Background: Large engineering structures, such as space launch towers and suspension bridges, are subjected to extreme forces that cause high-speed 3D deformation and compromise safety. These structures typically operate under extreme illumination conditions. Traditional cameras often struggle to handle strong light intensity, leading to overexposure due to their limited dynamic range. Objective: Event cameras have emerged as a compelling alternative to traditional cameras in high dynamic range and low-latency applications. This paper presents an integrated method, from calibration to measurement, using a multi-event camera array for high-speed 3D deformation monitoring of structures in extreme illumination conditions.
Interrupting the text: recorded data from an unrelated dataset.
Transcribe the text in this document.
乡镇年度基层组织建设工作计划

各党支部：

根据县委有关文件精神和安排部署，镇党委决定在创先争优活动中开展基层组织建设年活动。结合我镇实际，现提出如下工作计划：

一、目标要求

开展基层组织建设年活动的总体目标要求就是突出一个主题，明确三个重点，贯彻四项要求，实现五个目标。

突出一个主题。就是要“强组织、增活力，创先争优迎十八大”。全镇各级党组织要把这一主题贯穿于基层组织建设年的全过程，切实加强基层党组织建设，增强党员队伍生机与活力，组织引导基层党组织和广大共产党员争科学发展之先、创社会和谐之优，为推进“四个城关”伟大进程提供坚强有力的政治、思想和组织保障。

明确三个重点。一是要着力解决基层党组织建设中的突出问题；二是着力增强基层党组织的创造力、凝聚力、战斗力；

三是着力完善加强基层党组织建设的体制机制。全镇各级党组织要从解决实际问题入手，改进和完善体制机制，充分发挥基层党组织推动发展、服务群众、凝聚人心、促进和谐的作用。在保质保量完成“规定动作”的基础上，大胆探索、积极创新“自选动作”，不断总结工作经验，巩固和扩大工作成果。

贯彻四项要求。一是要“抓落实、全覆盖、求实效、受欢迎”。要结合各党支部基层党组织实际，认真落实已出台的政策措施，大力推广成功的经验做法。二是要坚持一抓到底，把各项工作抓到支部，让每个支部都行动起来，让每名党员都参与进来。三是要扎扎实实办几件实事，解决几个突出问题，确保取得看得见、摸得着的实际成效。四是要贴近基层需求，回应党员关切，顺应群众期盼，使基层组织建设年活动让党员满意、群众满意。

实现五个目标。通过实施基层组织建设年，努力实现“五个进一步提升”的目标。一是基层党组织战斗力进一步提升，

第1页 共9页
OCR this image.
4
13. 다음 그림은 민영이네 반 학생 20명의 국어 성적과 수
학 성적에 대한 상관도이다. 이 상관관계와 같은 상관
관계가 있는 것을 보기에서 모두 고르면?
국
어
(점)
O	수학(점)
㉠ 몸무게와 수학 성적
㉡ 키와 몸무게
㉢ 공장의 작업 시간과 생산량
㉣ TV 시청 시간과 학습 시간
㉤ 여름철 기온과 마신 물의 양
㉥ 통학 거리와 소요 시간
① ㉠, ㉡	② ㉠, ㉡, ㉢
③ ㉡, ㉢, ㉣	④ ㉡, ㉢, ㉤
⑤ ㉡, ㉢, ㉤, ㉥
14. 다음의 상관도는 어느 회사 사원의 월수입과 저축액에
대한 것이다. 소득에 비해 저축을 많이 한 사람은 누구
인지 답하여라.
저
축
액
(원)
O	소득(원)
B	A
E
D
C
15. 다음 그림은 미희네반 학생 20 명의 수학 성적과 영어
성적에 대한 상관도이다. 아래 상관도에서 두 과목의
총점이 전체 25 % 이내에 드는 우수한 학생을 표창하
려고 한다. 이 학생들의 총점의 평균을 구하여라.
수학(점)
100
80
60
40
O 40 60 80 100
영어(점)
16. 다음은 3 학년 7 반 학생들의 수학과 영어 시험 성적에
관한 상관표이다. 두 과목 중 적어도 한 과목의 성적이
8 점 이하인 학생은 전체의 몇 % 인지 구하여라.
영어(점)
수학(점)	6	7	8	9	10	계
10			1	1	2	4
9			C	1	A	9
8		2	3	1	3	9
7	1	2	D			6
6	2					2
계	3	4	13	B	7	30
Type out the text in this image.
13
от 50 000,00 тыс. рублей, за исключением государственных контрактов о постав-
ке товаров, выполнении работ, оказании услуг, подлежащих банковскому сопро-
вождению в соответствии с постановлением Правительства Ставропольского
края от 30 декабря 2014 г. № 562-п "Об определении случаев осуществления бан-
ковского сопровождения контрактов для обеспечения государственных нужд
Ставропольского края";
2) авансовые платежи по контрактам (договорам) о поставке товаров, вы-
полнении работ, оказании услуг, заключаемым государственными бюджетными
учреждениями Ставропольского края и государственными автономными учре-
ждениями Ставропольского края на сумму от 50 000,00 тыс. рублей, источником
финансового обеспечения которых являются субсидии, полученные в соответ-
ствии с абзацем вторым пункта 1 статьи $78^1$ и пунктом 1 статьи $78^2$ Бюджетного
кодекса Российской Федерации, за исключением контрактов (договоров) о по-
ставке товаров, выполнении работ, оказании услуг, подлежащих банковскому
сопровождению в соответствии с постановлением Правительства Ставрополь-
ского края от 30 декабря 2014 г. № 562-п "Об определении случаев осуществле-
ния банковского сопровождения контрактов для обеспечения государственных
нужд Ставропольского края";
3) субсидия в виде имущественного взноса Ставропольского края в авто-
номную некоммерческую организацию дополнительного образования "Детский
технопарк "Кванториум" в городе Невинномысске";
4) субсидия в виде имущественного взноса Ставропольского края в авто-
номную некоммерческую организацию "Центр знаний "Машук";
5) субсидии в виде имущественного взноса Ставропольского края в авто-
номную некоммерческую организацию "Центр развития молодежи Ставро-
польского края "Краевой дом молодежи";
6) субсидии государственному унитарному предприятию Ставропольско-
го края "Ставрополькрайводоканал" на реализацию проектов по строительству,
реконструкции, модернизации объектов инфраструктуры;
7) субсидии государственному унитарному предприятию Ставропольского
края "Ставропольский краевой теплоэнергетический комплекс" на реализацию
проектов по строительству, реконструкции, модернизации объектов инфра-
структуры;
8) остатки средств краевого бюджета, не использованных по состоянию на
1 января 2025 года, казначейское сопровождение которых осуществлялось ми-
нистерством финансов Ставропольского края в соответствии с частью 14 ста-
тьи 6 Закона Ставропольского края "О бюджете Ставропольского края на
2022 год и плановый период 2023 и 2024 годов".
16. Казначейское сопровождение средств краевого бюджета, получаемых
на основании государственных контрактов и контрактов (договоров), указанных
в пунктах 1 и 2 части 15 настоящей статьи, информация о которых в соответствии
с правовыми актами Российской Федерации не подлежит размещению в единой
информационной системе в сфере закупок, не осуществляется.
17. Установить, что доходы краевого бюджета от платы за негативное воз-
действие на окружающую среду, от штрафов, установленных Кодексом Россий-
Methods: Firstly, the proposed method combines the characteristics of the asynchronous event stream and temporal correlation analysis to extract the corresponding marker center point. Subsequently, the method achieves rapid calibration by solving the Kruppa equations in conjunction with a parameter optimization framework. Finally, by employing a unified coordinate transformation and linear intersection, the method enables the measurement of 3D deformation of the target structure. Results: Experiments confirmed that the relative measurement error is below 0.08%. Field experiments under extreme illumination conditions, including self-calibration of a multi-event camera array and 3D deformation measurement, verified the performance of the proposed method. Conclusions: This paper addressed the critical limitation of traditional cameras in measuring high-speed 3D deformations under extreme illumination conditions. The experimental results demonstrate that, compared to other methods, the proposed method can accurately measure 3D deformations of structures under harsh lighting conditions, and the relative error of the measured deformation is less than 0.1%.